Within Aotearoa New Zealand, we have worked with Te Hātete Trust of Ngāti Wehi Wehi on a project in the Horowhenua region: Ngā pae o te maramatanga Te Hātete: He huringa āhuarangi, he huringa ao. A changing climate, a changing world.
Te Hātete Trust has two coastal land blocks. Whānau members have been involved in local wetland restoration projects for over 25 years, and active in climate change adaptation strategies research for the last six years.
The Oceania First Voices project began with a series of hui and a wānanga. Te Hātete Trust undertook a drone flyover of both blocks to ascertain the areas of restoration. One coastal block is right on the beach and the other further inland, spreading the risk from sea level rise.
From there, with WWF support, the Trust were able to implement their action plan for climate resilience and advocacy.

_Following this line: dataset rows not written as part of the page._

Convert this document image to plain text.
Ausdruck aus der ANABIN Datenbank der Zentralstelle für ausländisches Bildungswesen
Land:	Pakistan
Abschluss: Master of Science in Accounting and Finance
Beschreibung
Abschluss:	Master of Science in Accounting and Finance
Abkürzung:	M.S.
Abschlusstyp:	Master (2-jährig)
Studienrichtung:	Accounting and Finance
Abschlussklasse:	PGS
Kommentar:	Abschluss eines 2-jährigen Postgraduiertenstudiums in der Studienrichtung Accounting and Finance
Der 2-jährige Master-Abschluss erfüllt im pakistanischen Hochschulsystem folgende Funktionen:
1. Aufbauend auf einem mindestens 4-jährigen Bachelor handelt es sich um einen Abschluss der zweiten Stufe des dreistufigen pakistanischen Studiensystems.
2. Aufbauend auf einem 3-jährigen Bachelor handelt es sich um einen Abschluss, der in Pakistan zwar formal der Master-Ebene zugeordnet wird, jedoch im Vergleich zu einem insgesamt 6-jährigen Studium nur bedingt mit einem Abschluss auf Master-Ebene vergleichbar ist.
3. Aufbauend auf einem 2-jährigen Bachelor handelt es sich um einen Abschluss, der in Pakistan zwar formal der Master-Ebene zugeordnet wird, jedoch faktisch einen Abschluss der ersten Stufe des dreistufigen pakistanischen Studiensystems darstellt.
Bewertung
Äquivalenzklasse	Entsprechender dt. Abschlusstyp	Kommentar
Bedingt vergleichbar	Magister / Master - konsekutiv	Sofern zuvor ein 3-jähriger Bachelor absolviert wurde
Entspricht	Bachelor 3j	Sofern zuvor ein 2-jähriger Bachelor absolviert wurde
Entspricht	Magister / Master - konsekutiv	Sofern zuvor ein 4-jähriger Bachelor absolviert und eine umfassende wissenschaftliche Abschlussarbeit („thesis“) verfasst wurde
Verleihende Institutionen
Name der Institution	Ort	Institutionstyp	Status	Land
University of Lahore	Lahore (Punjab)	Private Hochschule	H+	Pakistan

Ahead of a riparian planting in winter, the site was weeded and fenced. Two kilometres of fencing and 1500 native plants. Matched funding from the Regional Council was secured for fencing, site preparation and 200 kahikatea seedlings were donated.
Purchasing a Biochar kiln was also part of the project. Biochar is a technique of burning small pieces of wood to help with water filtering, carbon sequestration, soil amendment, animal bedding and feed supplements.
As well as the practical climate change mitigation work, advocacy and building connections with other indigenous groups and encouraging rangatahi involvement were important components of the project.
WWF and Te Hātete Trust’s Project Coordinator Moira Poutama presented on the important role of mātauranga Māori in climate adaptation plans. The Trust also hosted and exchanged knowledge with youth group 4th Gen of Ngāti Kuri, who are also involved in the Oceania First Voices initiative.
Moira Poutama says “We are now in the second phase of fencing and planting. Whānau feedback was that this opportunity to actively participate in action on the ground that supports our Taiao was enormously appreciated. We look forward to an enhanced riparian stream system on our ancestral lands and sharing our experiences with other indigenous communities in the future.”
Image: WWF-New Zealand Board members join Trust members and Dr Aroha Spinks on a planting day, June 2023.